O Prospect pediu ao Web3 Forward e ao GMI PAC que fornecessem fontes para isso, mas eles não responderam. Como o questionário até admite em um ponto, os argumentos parecem ser baseados em teorias dos próprios participantes da mineração de prova de trabalho. Especialistas independentes em energia zombaram das alegações.

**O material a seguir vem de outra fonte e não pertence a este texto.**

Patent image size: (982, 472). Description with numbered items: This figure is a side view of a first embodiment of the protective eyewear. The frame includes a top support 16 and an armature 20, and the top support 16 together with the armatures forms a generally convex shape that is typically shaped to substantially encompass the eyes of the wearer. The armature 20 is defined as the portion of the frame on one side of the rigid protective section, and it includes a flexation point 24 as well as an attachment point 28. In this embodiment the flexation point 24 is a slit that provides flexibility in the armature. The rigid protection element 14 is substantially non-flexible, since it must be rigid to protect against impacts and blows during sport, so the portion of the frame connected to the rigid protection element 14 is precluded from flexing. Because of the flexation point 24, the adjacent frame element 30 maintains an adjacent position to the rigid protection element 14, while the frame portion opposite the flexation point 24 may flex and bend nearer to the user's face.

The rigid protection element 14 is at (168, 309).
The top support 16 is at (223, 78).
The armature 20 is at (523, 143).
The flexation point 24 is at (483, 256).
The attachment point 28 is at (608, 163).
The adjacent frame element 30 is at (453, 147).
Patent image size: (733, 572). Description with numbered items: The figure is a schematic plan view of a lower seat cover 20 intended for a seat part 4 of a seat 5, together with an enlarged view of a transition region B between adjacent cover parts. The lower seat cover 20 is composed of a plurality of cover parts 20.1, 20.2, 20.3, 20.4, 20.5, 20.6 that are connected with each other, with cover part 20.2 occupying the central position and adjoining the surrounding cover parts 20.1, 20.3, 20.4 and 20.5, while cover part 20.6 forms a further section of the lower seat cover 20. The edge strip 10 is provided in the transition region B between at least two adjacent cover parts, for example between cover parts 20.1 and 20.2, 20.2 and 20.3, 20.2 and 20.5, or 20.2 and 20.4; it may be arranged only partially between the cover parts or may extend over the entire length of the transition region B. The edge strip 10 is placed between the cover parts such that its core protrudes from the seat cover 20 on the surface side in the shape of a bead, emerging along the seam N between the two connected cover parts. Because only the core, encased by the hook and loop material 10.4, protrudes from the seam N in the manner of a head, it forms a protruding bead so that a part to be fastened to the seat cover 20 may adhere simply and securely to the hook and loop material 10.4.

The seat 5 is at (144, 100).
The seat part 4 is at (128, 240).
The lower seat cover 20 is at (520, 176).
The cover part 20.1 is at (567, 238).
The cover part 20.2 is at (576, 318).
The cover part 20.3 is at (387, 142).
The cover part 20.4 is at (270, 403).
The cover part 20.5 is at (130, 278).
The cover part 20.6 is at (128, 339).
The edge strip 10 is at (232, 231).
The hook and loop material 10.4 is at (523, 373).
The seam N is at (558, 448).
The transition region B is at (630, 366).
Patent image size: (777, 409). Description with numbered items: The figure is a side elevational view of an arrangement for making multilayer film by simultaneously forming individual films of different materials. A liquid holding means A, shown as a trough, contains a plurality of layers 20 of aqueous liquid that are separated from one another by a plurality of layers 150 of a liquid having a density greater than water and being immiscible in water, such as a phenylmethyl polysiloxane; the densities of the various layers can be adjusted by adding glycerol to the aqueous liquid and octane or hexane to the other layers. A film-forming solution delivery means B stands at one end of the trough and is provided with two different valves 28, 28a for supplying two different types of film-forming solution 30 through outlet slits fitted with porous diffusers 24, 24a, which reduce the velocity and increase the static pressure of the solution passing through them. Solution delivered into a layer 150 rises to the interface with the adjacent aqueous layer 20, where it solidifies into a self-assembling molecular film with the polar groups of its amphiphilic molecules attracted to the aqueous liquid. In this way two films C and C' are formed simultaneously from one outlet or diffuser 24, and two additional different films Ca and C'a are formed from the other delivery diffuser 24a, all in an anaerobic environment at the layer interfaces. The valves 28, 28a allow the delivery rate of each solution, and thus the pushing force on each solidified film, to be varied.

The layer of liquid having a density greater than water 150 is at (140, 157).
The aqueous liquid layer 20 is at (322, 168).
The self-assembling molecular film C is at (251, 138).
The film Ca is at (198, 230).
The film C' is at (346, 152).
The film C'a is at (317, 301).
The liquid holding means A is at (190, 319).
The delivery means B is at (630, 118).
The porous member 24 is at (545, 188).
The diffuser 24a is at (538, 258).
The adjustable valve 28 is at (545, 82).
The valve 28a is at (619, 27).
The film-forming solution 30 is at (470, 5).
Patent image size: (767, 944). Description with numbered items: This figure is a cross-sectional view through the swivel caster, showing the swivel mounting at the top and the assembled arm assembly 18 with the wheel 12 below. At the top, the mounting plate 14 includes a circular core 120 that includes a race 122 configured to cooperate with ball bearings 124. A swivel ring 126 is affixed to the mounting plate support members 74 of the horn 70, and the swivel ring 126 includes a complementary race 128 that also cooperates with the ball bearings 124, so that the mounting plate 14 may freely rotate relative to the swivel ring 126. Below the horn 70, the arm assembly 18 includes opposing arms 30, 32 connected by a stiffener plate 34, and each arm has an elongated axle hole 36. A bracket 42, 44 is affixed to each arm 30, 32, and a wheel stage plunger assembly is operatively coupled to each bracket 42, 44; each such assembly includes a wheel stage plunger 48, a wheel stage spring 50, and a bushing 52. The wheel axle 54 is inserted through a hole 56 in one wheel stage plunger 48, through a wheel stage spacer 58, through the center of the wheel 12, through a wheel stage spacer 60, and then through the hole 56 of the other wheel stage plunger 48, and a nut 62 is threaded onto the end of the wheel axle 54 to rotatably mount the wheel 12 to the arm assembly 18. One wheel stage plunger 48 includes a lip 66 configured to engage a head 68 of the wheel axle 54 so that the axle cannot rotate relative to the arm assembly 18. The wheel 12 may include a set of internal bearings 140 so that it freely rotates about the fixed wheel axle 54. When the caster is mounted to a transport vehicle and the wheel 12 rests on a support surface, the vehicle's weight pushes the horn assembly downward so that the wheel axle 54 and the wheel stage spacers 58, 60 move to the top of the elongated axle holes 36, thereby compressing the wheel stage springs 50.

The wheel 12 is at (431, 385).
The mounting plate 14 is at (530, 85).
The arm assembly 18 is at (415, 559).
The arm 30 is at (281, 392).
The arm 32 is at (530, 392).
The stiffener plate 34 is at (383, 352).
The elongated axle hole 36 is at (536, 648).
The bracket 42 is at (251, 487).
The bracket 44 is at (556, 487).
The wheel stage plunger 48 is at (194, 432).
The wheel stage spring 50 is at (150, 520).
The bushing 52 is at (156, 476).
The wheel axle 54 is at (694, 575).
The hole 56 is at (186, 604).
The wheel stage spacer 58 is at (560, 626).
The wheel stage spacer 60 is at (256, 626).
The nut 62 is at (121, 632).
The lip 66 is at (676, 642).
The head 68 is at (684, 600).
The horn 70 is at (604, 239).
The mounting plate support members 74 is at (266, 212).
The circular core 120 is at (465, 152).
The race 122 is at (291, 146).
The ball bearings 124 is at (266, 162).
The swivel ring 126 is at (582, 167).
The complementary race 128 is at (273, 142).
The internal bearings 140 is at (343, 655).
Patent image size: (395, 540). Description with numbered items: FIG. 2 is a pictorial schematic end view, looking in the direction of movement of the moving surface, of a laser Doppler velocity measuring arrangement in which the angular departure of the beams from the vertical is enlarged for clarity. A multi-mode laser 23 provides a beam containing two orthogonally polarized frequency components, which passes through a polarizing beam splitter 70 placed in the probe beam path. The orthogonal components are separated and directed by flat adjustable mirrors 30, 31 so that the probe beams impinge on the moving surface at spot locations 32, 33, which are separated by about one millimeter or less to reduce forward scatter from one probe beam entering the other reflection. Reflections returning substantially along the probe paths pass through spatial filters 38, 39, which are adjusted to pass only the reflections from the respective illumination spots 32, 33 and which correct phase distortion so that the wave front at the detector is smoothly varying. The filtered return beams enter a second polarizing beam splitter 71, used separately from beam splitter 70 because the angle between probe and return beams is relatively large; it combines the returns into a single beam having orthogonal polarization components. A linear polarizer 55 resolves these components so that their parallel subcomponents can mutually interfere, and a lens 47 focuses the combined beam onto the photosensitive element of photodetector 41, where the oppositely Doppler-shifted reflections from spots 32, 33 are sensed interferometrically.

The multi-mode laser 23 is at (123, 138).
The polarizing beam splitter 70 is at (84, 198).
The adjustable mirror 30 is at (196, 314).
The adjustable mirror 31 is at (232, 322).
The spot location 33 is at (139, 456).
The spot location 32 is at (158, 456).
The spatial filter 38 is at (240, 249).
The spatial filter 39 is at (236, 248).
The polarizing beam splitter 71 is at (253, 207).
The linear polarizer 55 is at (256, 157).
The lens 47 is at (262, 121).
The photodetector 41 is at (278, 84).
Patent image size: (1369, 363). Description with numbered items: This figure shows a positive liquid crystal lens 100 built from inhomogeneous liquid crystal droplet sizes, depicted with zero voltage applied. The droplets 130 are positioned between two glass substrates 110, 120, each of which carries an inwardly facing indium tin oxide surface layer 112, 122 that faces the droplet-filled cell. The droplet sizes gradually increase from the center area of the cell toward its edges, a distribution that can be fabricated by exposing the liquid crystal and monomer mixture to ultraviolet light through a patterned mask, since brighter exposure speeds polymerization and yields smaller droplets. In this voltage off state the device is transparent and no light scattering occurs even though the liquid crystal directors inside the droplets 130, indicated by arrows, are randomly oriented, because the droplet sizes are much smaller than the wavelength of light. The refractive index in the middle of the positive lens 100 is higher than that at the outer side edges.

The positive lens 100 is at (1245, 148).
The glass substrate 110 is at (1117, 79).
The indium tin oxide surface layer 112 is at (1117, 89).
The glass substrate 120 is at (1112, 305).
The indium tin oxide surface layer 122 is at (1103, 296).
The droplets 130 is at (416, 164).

Os questionários também pediram aos candidatos que se comprometessem a apoiar uma carta a  Gary Gensler, comissário da  Securities and Exchange Commission, instando-o a recuar no setor. A carta acabou sendo assinada por republicanos e democratas, incluindo os representantes Josh Gottheimer, Jake Auchincloss, Darren Soto e Ritchie Torres. Como o The Lever relatou, o super PAC protegido por Bankman-Fried, Protect Our Future, gastou milhões neste ciclo, inclusive para eleger candidatos que fazem parte de comitês relevantes para a indústria de criptomoedas. Bankman-Fried co-organizou pessoalmenteuma arrecadação de fundos para Torres com os pesquisadores alinhados aos democratas David Shor e Sean McElwee. Este último teria sido consultor de Bankman-Fried, cujo grupo Data for Progress recebeu US$ 48.000 da Protect Our Future. Este é um comportamento muito comum para um bilionário se envolver na política. Real ou falso, o brilho do altruísmo eficaz parece ter enganado muitas pessoas fazendo-as pensar que Bankman-Fried era extraordinário 

É bom que o colapso do FTX esteja finalmente fazendo as pessoas repensarem o Bankman-Fried e o altruísmo eficaz. Mas o problema com o altruísmo eficaz não é que ele seja povoado por idiotas insuportáveis. O problema é a aliança desses idiotas com um projeto profundamente antidemocrático: deixar que os ricos continuem ganhando o máximo de dinheiro possível, custe o que custar para as pessoas e para o planeta. 

Leia na íntegra: Altruísmo eficaz é beliche, criptografia é ruim para o planeta e outras verdades básicas do crash do FTX

Entendendo o que está em jogo, podemos entender porque Elon Musk está inconformado com a quebra da FTX e com Sam Bankman-Fried, inclusive atacou-o com ofensas pessoas esta semana.